Hai affrontato spesso il tema della mascolinità tossica e anche del fenomeno degli incel, che credo non si conosca abbastanza e di cui non si parla molto in Italia, ma che è anche pericoloso e da non prendere sottogamba. Qual è la tua esperienza in tal senso?
«Purtroppo non se ne parla a sufficienza, ma si tratta di una comunità abbastanza pericolosa. Sono gruppi di persone isolate che cercano di fare squadra su questi forum covo di misoginia e fascismo in cui però sfociano in messaggi terroristici o si insultano tra di loro e si giudicano a vicenda. Chiamano le donne NP, cioè non persone, e lanciano messaggi pericolosi. Per esempio postano le proprie foto per sentirsi giudicati dagli altri, spesso insultati, come per avallare quelle teorie sulla bruttezza che sostengono. Quando io ne ho parlato, il mio post e le mie foto sono finite in un forum di incel e hanno iniziato a giudicare anche il mio aspetto come NP e vedere le mie foto lì, per quanto non mi aspettassi nulla di diverso, mi ha fatto sentire in qualche modo violata».
Quel post è di un po’ di tempo fa, ma anche recentemente sei stata vittima di una gogna mediatica priva di filtri a causa di un cartello che hai portato durante una manifestazione.

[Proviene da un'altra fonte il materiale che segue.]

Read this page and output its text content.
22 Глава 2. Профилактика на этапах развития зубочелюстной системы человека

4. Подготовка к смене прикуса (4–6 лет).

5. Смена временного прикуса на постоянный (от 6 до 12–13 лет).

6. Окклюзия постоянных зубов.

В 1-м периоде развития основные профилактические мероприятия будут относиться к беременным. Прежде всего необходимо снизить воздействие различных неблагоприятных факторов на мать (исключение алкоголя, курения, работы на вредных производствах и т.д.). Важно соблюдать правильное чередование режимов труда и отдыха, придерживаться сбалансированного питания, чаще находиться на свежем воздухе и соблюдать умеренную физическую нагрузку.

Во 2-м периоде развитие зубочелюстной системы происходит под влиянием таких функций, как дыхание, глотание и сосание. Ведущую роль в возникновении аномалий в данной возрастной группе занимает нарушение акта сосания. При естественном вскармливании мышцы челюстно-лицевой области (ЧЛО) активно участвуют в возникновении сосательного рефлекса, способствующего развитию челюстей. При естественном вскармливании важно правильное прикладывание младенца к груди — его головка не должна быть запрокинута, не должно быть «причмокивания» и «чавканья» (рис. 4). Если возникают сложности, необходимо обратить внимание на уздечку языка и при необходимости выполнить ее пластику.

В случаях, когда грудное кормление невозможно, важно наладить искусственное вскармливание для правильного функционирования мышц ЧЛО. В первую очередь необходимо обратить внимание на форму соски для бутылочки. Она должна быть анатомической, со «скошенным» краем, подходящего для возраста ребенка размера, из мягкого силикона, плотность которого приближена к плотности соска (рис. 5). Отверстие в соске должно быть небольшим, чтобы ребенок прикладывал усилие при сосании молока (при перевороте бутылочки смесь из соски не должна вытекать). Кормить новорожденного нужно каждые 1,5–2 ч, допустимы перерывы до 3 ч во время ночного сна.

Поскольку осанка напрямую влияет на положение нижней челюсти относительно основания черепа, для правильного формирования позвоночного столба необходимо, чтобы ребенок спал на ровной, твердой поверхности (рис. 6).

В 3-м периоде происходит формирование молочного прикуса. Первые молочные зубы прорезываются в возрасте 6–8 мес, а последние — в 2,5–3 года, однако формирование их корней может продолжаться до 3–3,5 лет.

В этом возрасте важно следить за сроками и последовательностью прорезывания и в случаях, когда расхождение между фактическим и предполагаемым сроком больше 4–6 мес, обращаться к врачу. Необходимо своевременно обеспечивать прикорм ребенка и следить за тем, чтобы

In quel caso non sei stata offensiva nei confronti di nessuno, hai solo sottolineato il privilegio di alcune categorie dicendo che è tempo che il potere non sia più solo nelle mani degli uomini bianchi etero cis e abili. Eppure, sei stata travolta dalle critiche. Non voglio analizzare il caso specifico, quanto invece il fatto che quando si fa notare il privilegio, viene sempre preso come un’accusa, un attacco personale. Perché?

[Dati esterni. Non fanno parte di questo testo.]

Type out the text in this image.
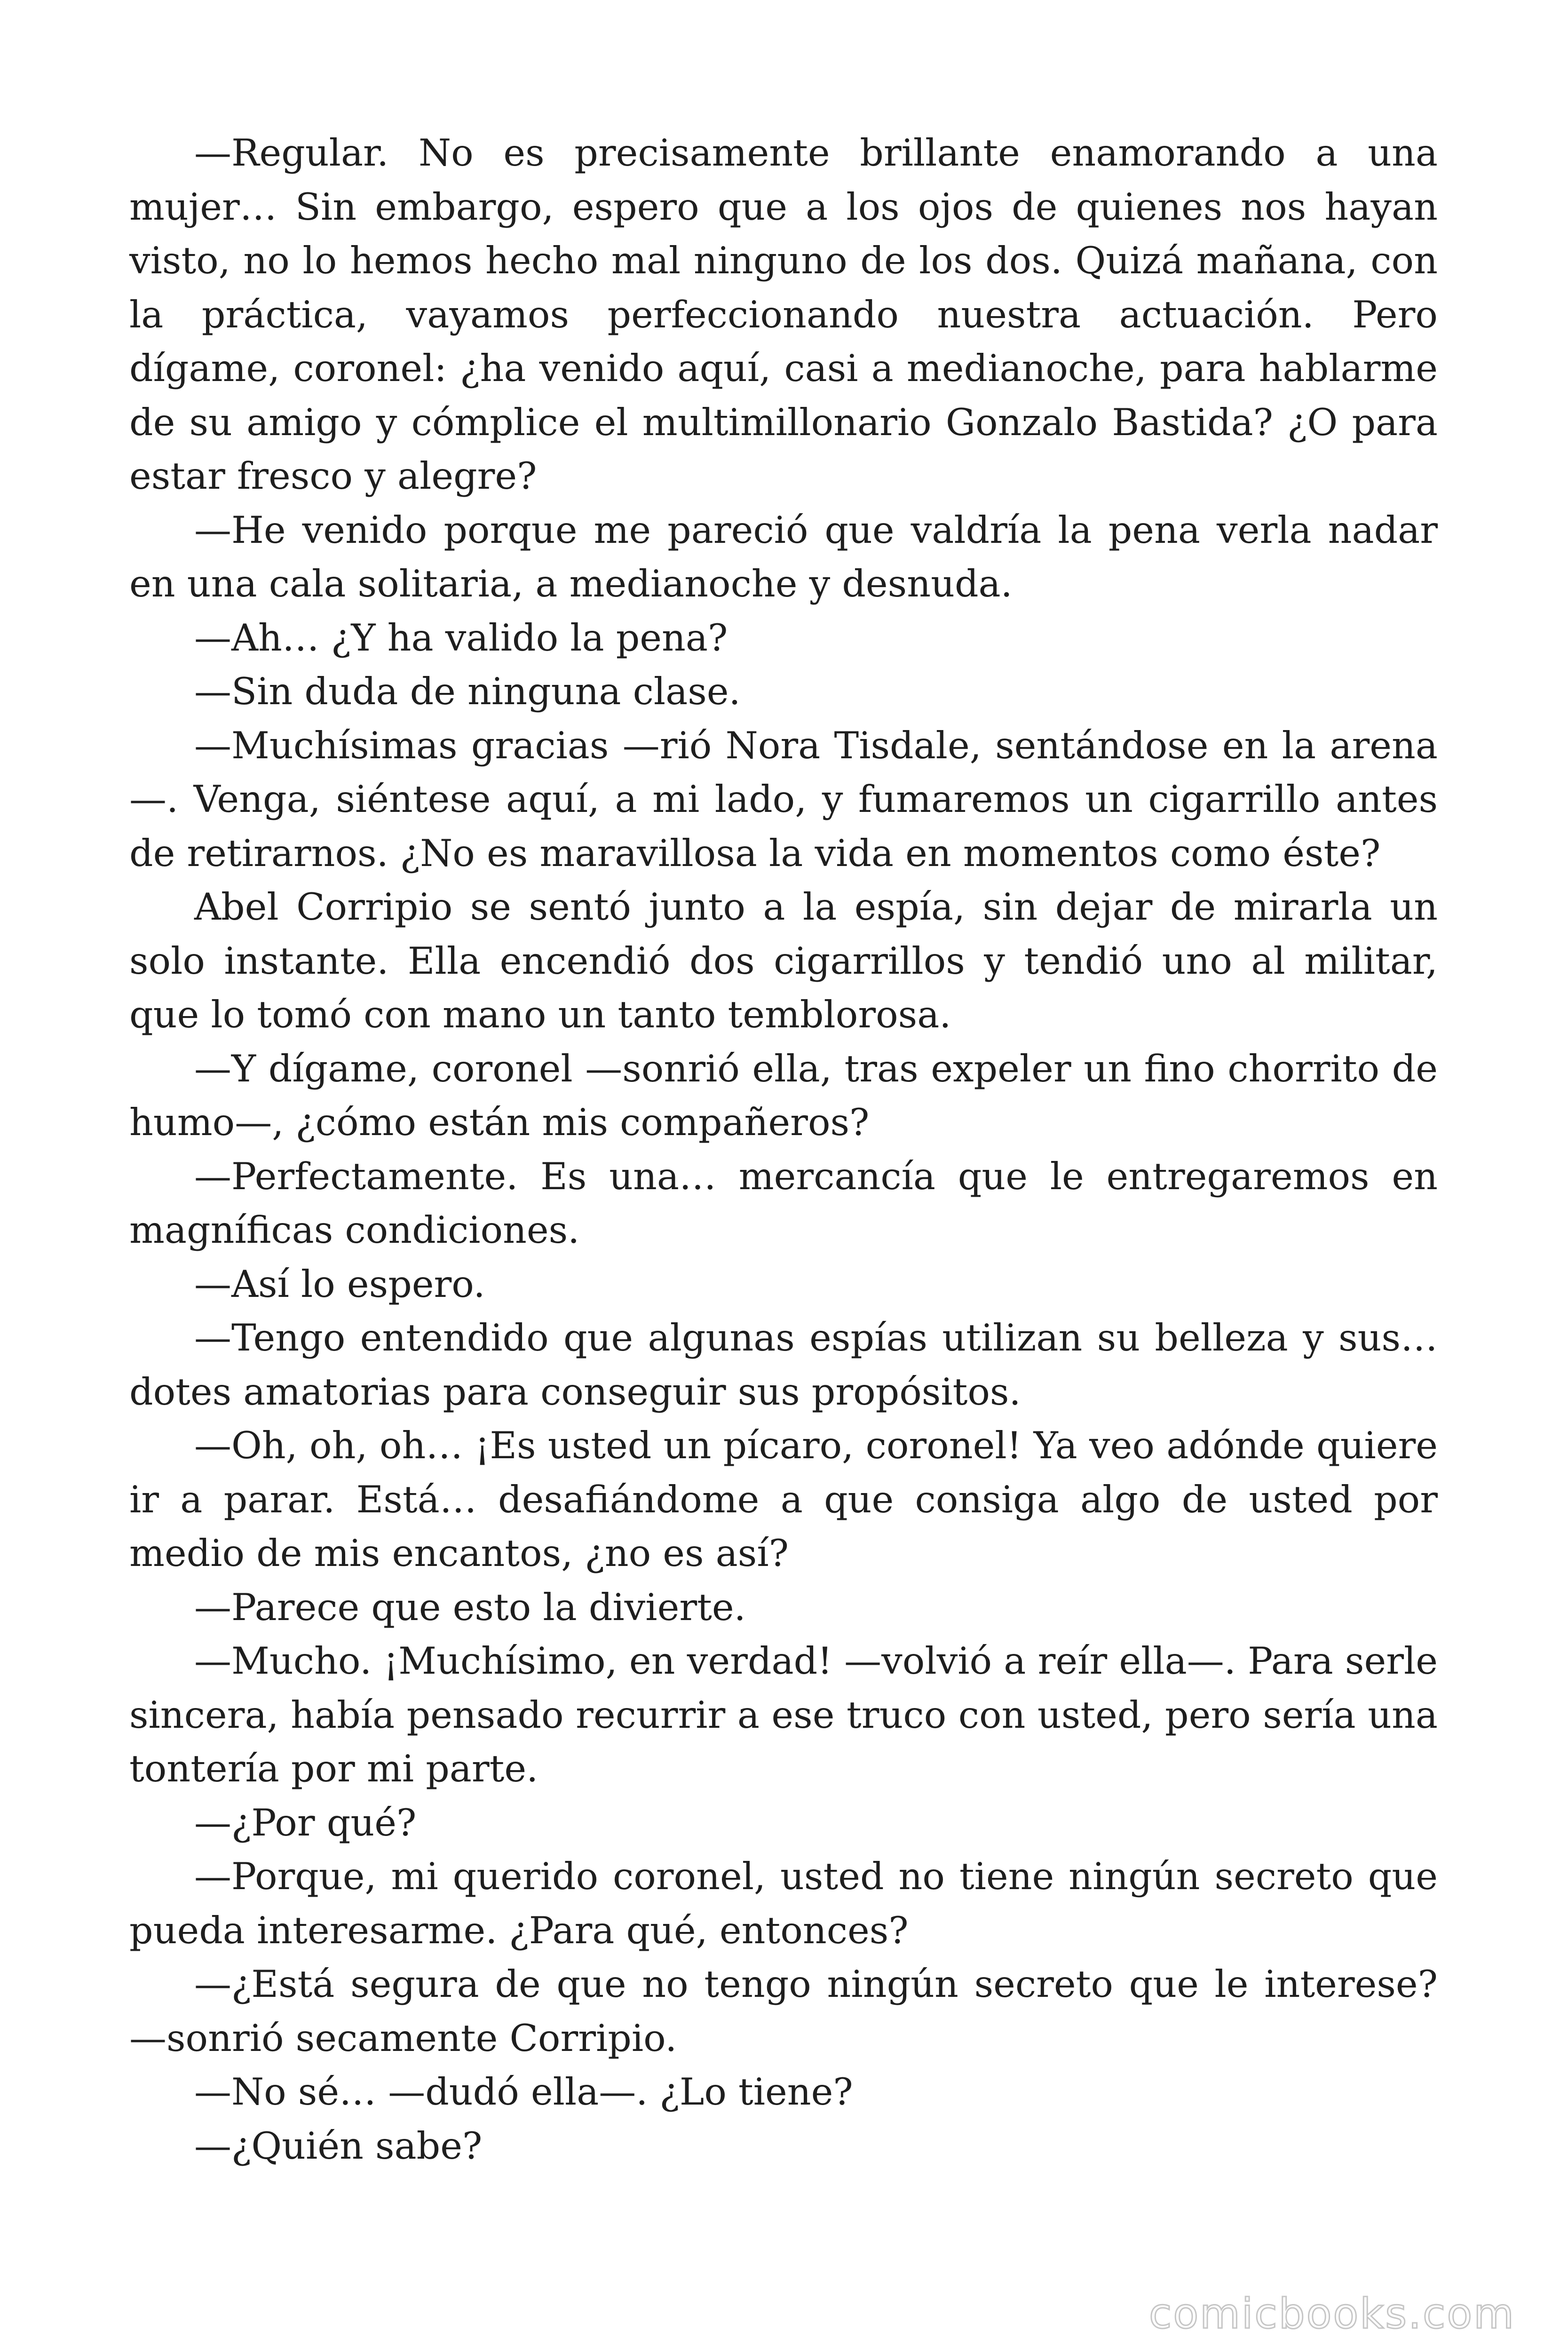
—Regular. No es precisamente brillante enamorando a una mujer… Sin embargo, espero que a los ojos de quienes nos hayan visto, no lo hemos hecho mal ninguno de los dos. Quizá mañana, con la práctica, vayamos perfeccionando nuestra actuación. Pero dígame, coronel: ¿ha venido aquí, casi a medianoche, para hablarme de su amigo y cómplice el multimillonario Gonzalo Bastida? ¿O para estar fresco y alegre?

—He venido porque me pareció que valdría la pena verla nadar en una cala solitaria, a medianoche y desnuda.

—Ah… ¿Y ha valido la pena?

—Sin duda de ninguna clase.

—Muchísimas gracias —rió Nora Tisdale, sentándose en la arena —. Venga, siéntese aquí, a mi lado, y fumaremos un cigarrillo antes de retirarnos. ¿No es maravillosa la vida en momentos como éste?

Abel Corripio se sentó junto a la espía, sin dejar de mirarla un solo instante. Ella encendió dos cigarrillos y tendió uno al militar, que lo tomó con mano un tanto temblorosa.

—Y dígame, coronel —sonrió ella, tras expeler un fino chorrito de humo—, ¿cómo están mis compañeros?

—Perfectamente. Es una… mercancía que le entregaremos en magníficas condiciones.

—Así lo espero.

—Tengo entendido que algunas espías utilizan su belleza y sus… dotes amatorias para conseguir sus propósitos.

—Oh, oh, oh… ¡Es usted un pícaro, coronel! Ya veo adónde quiere ir a parar. Está… desafiándome a que consiga algo de usted por medio de mis encantos, ¿no es así?

—Parece que esto la divierte.

—Mucho. ¡Muchísimo, en verdad! —volvió a reír ella—. Para serle sincera, había pensado recurrir a ese truco con usted, pero sería una tontería por mi parte.

—¿Por qué?

—Porque, mi querido coronel, usted no tiene ningún secreto que pueda interesarme. ¿Para qué, entonces?

—¿Está segura de que no tengo ningún secreto que le interese? —sonrió secamente Corripio.

—No sé… —dudó ella—. ¿Lo tiene?

—¿Quién sabe?

comicbooks.com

«Lo dico da persona che ha tanti privilegi: sentirsi dire che si hanno dei vantaggi che non dipendono da te è una cosa difficile, non possiamo negarlo. Non mi sono meritata di essere bianca, per esempio, eppure ho tanti vantaggi per il fatto di essere nata così. E ho sempre saputo del razzismo, mi sono sempre resa conto, anche da piccola, degli svantaggi degli altri, ma prendere consapevolezza invece dei propri vantaggi è più difficile. Molte di quelle persone che si sentono attaccate non sono disinteressate ai diritti delle minoranze, ma fanno fatica a mettersi in discussione abbastanza da comprendere i propri privilegi. Viene un po’ vista come un’accusa, come una colpa, che all’inizio ti fa mettere sulla difensiva. Per questo, secondo me, è importante parlare di intersezionalità, per comprendere che ci sono diversi livelli di privilegi e di oppressioni che ogni persona può avere. Si tratta di un lavoro difficile e dinamico, che dobbiamo fare continuamente tutti su noi stessi».